Née dans un corps d’homme, Florence Ashley n’a pourtant pas envie de choisir son genre. En apparence, elle a en revanche décidé de porter des robes, du maquillage et une longue crinière rousse.

La jeune femme de 25 ans originaire de Laval poursuit des études en droit, à l’Université McGill. Après un bac, elle entame une maîtrise. Elle s’est rapidement spécialisée en bioéthique en se focalisant sur les politiques de santé transgenre.

Son sujet: “Sauver des vies trans avec un carnet de prescriptions: le paysage normatif de la prescription d’hormones par les médecins de famille”. Elle est supervisée par le doyen de la faculté de droit lui-même, Robert Leckey, un « superviseur exceptionnel », dit-elle.

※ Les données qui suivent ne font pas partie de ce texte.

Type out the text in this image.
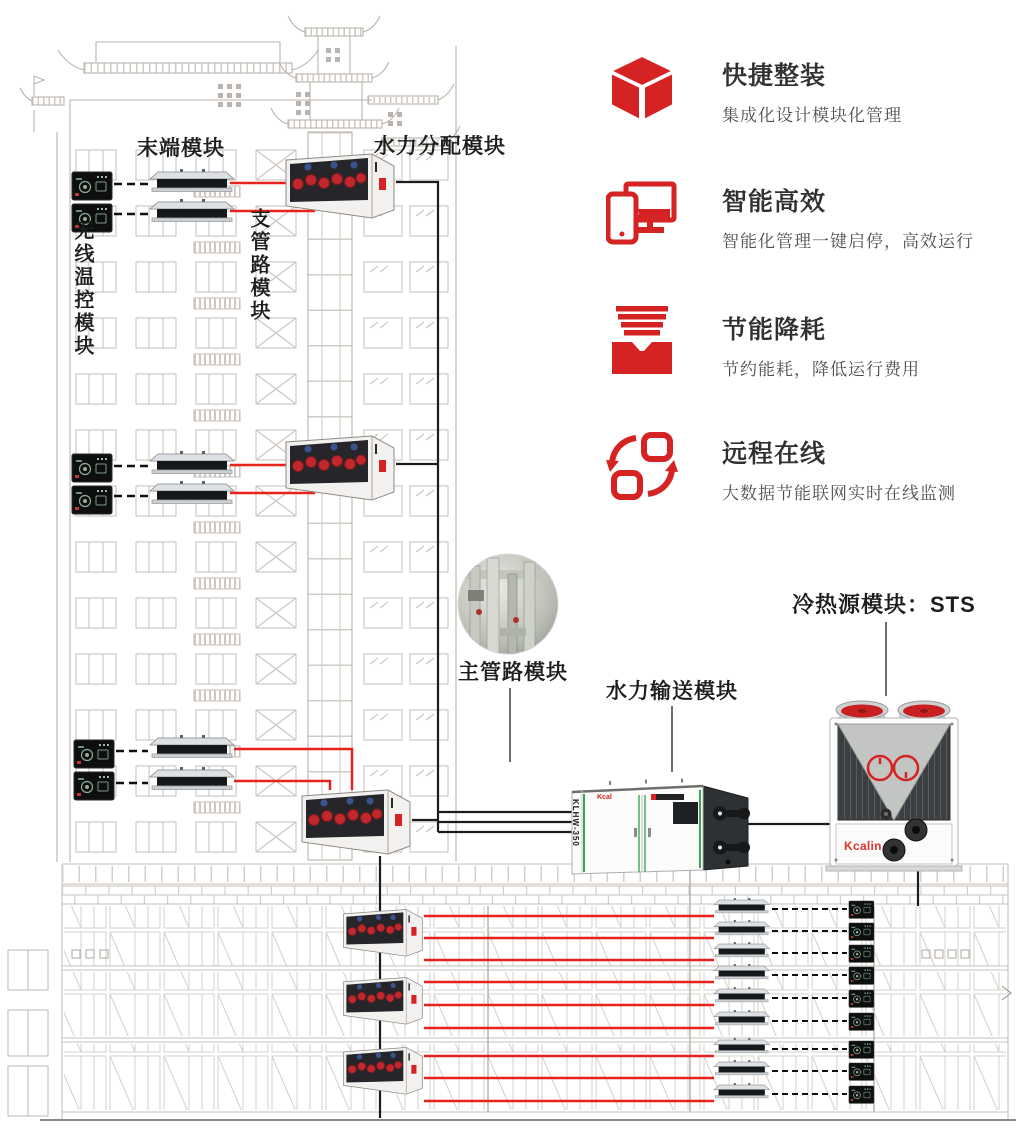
末端模块	水力分配模块
支管路模块
无线温控模块
主管路模块
水力输送模块
冷热源模块：STS
KLHW-350
Kcal
Kcalin
快捷整装
集成化设计模块化管理
智能高效
智能化管理一键启停，高效运行
节能降耗
节约能耗，降低运行费用
远程在线
大数据节能联网实时在线监测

Pour 2019-2020, elle sera auxiliaire juridique à la cour suprême pour la juge Sheilah Martin, et deviendra « possiblement la première personne ouvertement trans » à l’être.

En droit par hasard

Le doyen de la faculté de droit, Robert Leckey
Le doyen de la faculté de droit, Robert Leckey
« Je pourrais romancer une belle histoire pour expliquer pourquoi je suis allée en droit, mais ça ne s’est pas passé comme ça. J’étais en physique, et je n’aimais pas ça. Alors, je me suis dit que le droit, ça pourrait être intéressant. Aujourd’hui, j’ai une approche critique du droit », explique la jeune femme.

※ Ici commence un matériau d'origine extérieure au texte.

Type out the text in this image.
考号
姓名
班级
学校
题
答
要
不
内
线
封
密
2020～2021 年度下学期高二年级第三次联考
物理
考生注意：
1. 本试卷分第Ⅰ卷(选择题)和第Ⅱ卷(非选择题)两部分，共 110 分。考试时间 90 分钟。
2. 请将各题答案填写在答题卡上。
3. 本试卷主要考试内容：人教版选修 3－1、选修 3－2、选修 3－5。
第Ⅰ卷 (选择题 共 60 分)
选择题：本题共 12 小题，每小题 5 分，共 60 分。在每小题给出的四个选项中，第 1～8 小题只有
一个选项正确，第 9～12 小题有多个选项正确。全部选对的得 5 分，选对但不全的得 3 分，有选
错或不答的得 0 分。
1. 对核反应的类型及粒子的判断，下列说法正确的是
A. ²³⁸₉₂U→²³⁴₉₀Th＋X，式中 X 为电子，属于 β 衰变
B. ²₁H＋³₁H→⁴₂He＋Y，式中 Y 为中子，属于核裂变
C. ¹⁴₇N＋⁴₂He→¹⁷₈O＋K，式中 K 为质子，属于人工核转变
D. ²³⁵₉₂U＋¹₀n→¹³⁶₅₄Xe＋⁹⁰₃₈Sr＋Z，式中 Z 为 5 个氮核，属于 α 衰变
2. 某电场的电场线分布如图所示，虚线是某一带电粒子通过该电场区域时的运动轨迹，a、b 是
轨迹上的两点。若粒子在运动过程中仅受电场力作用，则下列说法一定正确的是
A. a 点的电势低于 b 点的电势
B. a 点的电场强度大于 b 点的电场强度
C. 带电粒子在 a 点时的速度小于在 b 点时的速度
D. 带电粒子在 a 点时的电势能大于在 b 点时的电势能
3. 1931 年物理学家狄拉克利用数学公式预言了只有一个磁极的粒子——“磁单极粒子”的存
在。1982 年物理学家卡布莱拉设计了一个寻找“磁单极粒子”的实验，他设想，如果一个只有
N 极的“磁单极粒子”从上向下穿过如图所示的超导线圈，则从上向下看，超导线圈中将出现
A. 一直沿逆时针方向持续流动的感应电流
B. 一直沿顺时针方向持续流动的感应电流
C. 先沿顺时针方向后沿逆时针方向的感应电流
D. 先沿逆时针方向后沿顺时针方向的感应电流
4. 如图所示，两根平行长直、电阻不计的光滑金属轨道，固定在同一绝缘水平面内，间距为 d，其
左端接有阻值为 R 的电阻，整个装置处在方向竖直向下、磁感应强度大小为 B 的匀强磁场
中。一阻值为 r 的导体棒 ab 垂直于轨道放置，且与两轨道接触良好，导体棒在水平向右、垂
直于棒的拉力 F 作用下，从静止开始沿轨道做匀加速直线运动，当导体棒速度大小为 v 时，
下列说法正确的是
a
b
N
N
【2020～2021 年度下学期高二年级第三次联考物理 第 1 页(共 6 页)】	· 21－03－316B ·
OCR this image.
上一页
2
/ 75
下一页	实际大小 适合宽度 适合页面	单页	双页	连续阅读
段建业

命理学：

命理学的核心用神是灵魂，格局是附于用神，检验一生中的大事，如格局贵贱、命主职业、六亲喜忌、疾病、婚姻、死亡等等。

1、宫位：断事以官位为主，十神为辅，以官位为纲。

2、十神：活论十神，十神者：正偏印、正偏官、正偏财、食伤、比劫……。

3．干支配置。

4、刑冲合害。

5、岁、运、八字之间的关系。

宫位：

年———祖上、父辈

Passer le Barreau n’est pas à l’ordre du jour non plus, du moins pas pour l’instant. Celle qui se qualifie de transféminine ( une catégorie d’ensemble qui inclut les personnes trans assignés garçons à la naissance et qui ont une identité de genre plutôt féminine) a plutôt des aspirations universitaires : poursuivre vers un doctorat ou enseigner.

C’est depuis qu’elle a « transitionné », en troisième année de bac, qu’elle s’intéresse aux problématiques qui entourent les droits des personnes trans.

« Transitionner, pour une femme ou un homme trans c’est souvent faire son coming out, prendre des hormones selon le désir de la personne. Je suis quelqu’un de non binaire, c’est-à-dire que je ne suis pas attachée à un genre. Ma transition a consisté à m’identifier à la féminité même si on m’a assigné comme étant un homme à la naissance », précise Mme Ashley.

Le Québec en retard

La juge Sheilah Martin
La juge Sheilah Martin
Alors depuis, elle se rend compte à quel point « il y a encore plein de choses à faire au niveau législatif pour les personnes trans ». Surtout au Québec. « Le Québec est la seule province canadienne ou une personne qui n’est pas citoyenne ne peut pas changer le marqueur de genre de ses papiers d’identité ni son nom », explique la juriste.

De manière générale, elle estime que le Québec est en retard sur toutes ces questions. « Il y a un gros attachement à l’État civil au Québec et un manque d’intérêt au niveau législatif », dit-elle.

Elle illustre ses propos avec l’exemple des prisons provinciales : « il n’y a pas de politiques de placement au Québec, généralement, c’est fait en fonction des parties génitales. Vous me voyez, moi, aller dans une prison pour homme ? Quand tu es condamné et que tu es trans, tu es mieux d’avoir une peine de plus de deux ans pour aller dans une prison fédérale qui respecte le choix de genre ».

Une militante avant tout

Pour changer les choses et alerter la population à différents niveaux, elle milite. « D'ailleurs, je me considère d’abord comme une militante puis une universitaire », précise-t-elle.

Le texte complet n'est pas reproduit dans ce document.